One of the most powerful and prominent technologies for knowledge discovery in Decision
Support System environments is Online Analytical Processing (OLAP). OLAP is the foundation
for a wide range of essential business applications. Since its introduction, OLAP
has consistently required a massive computational power. On the other hand, the physical
limits of the speed for single processor systems bound the performance of any single processor
solution. Parallel and distributed processing can provide two key ingredients to solve
this problem: increased computational power through parallel
processors and increased I/O
bandwidth through parallel storage.
In this thesis, we provide new methods to parallelize OLAP systems on the recent parallel
and distributed platforms. We provide new algorithms including two parallel sorting
algorithms (an important part of data cube construction) on many-core Graphics Processors
(GPUs) and multi-core CPUs. In addition, we introduce a method for parallel construction
of static data cubes on multi-core CPUs.
Next, we present the main contribution of this thesis in the area of Real-time OLAP.
We offer and discuss a new algorithmic solution
with a new data structure called PDC-tree
that supplies Real-time OLAP for multi-core platforms.
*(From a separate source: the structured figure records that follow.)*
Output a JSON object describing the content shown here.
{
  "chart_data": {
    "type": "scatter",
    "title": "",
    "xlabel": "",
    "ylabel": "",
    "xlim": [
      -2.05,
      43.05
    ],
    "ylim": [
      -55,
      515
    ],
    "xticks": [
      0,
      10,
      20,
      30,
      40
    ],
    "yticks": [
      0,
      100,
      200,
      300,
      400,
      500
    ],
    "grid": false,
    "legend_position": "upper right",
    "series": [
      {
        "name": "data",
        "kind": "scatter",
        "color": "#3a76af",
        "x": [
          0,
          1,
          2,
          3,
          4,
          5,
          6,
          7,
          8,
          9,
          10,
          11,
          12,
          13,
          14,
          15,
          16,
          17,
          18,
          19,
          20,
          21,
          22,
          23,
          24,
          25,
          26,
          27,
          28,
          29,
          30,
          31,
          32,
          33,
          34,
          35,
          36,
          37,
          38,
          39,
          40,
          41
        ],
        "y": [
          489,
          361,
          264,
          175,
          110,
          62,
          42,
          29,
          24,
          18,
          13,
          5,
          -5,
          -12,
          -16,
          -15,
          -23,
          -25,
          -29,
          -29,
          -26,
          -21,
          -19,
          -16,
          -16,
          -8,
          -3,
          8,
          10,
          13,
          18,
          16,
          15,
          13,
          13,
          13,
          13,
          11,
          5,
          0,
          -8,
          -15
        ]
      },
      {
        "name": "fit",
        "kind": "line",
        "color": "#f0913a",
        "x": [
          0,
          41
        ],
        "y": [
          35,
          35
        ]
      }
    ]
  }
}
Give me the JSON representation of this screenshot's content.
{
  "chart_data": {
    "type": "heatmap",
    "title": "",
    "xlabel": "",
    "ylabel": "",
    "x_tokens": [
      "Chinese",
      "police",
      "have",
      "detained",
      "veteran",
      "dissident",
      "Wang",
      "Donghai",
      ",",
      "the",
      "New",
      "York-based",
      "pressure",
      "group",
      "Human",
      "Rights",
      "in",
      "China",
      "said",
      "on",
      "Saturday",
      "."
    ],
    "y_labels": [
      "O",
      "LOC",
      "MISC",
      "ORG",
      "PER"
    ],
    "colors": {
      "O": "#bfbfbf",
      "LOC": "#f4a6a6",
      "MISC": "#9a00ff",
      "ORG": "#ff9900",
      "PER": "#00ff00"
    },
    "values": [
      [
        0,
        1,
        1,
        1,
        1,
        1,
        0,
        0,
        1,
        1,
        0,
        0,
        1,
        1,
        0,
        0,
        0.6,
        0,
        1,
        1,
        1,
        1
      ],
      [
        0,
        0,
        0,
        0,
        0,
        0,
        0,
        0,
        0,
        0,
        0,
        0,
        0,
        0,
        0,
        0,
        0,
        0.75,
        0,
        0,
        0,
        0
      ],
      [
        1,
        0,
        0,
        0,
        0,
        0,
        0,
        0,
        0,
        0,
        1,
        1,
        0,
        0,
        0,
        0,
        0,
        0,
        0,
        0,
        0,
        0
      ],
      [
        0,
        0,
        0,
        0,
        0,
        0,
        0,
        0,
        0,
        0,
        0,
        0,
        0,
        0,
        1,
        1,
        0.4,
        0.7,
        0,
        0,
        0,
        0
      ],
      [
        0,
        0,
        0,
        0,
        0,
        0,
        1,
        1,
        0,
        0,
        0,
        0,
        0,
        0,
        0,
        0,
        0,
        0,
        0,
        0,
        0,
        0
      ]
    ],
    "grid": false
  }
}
To our knowledge, the PDC-tree is
the first solution that provides a fully parallel Real-time OLAP using a parallelized tree data
structure. We emphasize that the PDC-tree provides Real-time OLAP without materializing
any data cube, and hence avoids its drawbacks.
In the last part of this thesis, we focus on the subject of parallel and distributed Realtime
OLAP on cloud architectures. A cloud-based framework called CR-OLAP is developed
that builds the structure of our cloud solution.
CR-OLAP encompasses a new OLAP data
structure called PDCR-tree, a non-trivial enhanced successor of the PDC-tree. In addition
to answering OLAP queries in a real-time manner, CR-OLAP provides the scalability and
load balancing of data among cloud resources, while assuring performance for very large
data warehouses. Experiments on the Amazon EC2 Cloud confirm the real-time responsibility
of CR-OLAP under a heavy load of OLAP queries in large data warehouses.